Hunter Creek trail network in Aspen’s backyard could get tasty additions
July 7, 2014
One approved trail project and a second proposed one will make mountain-bike riding and hiking in the Hunter Creek Valley even better, according to a planner.
A steep, rocky trail called the Iowa Shaft Cutoff will be rerouted to make it more accommodating to uphill cyclists, according to Gary Tennenbaum, assistant director of the Pitkin County Open Space and Trails program. The trail is considered underutilized because of grades exceeding 10 percent. It’s a route sandwiched between the more popular and longer Iowa Shaft Trail and a road spilling off Smuggler Mountain to the Hunter Creek Valley floor.
The new route will have a grade of less than 8 percent, Tennenbaum said.
“It will make it a longer trail,” he said, estimating that the length will increase from one-half mile to one mile.
The project won’t affect the main Iowa Shaft Trail, a singletrack route.
“Nothing is happening to the Iowa Shaft,” he said.
Roaring Fork Outdoor Volunteers will coordinate the workers on the reroute. Volunteers are being sought for each Tuesday through July. They are being asked to arrive as soon as they can after 4 p.m. and continue until dusk. Dinner will be served right after work. More information can be found at http://www.rfov.org.

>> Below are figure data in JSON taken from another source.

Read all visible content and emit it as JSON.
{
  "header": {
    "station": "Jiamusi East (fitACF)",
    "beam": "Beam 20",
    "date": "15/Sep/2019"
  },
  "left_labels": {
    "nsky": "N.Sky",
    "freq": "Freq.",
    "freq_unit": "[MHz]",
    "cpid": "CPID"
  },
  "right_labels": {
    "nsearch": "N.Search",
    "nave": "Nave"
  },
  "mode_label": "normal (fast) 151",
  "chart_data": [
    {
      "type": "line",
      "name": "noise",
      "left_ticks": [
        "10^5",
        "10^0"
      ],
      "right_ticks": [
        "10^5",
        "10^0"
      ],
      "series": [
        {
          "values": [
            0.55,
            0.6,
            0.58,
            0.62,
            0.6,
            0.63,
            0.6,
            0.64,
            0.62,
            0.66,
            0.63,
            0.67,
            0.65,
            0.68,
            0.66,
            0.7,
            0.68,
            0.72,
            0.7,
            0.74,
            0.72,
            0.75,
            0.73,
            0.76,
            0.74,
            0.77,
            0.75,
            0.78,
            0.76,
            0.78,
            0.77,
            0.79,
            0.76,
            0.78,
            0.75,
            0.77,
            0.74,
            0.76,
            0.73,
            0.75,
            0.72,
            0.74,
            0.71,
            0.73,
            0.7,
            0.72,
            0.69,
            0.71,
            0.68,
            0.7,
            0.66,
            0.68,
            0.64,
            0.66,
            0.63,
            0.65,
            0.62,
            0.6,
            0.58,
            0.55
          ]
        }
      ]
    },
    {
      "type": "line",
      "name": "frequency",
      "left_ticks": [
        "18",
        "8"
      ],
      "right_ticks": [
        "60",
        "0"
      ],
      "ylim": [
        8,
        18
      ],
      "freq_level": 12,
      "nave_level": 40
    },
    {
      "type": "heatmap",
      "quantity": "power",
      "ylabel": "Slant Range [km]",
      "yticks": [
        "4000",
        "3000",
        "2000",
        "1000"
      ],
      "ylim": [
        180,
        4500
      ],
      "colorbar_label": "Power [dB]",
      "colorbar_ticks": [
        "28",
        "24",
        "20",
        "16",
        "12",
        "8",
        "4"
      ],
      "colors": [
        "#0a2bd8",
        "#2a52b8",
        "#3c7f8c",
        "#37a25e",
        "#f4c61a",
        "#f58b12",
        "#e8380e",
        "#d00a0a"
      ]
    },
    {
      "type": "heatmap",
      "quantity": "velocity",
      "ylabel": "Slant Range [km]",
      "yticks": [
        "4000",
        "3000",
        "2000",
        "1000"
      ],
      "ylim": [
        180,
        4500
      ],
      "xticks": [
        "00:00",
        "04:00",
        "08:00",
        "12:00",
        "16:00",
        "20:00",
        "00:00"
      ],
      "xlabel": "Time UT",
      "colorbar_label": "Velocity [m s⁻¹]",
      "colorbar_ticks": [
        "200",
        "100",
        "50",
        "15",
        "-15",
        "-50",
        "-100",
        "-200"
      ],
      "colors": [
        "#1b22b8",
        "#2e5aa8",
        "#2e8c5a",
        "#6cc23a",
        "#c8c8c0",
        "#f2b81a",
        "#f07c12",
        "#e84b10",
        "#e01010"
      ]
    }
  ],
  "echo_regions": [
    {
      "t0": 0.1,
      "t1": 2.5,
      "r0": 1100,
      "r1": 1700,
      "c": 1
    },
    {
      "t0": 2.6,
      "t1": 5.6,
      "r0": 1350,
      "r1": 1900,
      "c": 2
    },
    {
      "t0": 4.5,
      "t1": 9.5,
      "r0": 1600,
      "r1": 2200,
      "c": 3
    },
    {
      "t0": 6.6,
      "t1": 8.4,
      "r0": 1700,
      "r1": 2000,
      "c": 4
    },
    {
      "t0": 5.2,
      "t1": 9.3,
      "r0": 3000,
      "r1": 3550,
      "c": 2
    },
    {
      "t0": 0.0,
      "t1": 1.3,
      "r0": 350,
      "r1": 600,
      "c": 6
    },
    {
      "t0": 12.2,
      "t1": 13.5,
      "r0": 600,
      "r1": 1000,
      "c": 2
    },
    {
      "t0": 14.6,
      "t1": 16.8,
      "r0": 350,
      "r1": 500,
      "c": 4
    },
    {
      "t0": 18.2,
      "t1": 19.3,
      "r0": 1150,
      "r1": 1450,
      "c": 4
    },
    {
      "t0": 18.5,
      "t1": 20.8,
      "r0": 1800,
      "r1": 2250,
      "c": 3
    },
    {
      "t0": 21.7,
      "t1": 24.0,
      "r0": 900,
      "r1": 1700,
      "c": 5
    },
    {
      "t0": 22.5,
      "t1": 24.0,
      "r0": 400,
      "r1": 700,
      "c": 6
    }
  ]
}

The trail work and other projects in the Hunter Creek Valley are being coordinated by the Aspen Center for Environmental Studies, Pitkin County, the city of Aspen and the U.S. Forest Service. Another aspect of the project will be placement of a “very big sign package” on the network in Hunter Creek Valley and Smuggler Mountain, Tennenbaum said. Trails are poorly marked in the area.
A new trail proposed for the network is undergoing final design and likely to be reviewed this summer by the Forest Service. The Hummingbird Traverse would provide a new connection between the Hunter Creek Valley floor and the Hunter Creek Toll Road on the north side of Hunter Creek.
Currently, bike riders coming off Smuggler Mountain cross Hunter Creek to the north side and then head downstream before switching back and climbing a route that leads to the Hummingbird open space parcel, Four Corners, Van Horn Park and various trail connections.
The proposed route would take riders upstream from the existing upper footbridge in the Hunter Creek Valley. It would angle back and connect into the Hunter Creek Toll Road, where it is intersected by the Sunnyside Plunge Trail.
The proposed trail would have a 6 percent grade, making it similar to the new Cozyline Trail at Sky Mountain Park, Tennenbaum said. It will be designed to minimize switchbacks and rely more on a long traverse, he said. He estimated the proposed trail’s length at two miles.
Another envisioned project is the reroute of the lower Sunnyside Plunge.
“It’s just an unsustainable trail,” Tennenbaum said. “It’s such a rocky mess that it’s unrideable.”
The lower Plunge also crosses through wetlands. Riders avoiding the soupy part are braiding it. The rerouted trail would swing it farther down the valley. It would be more accommodating, sustainable and less ecologically intrusive, Tennenbaum said.
The goal is to get the new Hummingbird Traverse and lower Plunge reroute approved by the Forest Service this year and to get work underway. It is too soon to tell if those projects can be completed this year, he said.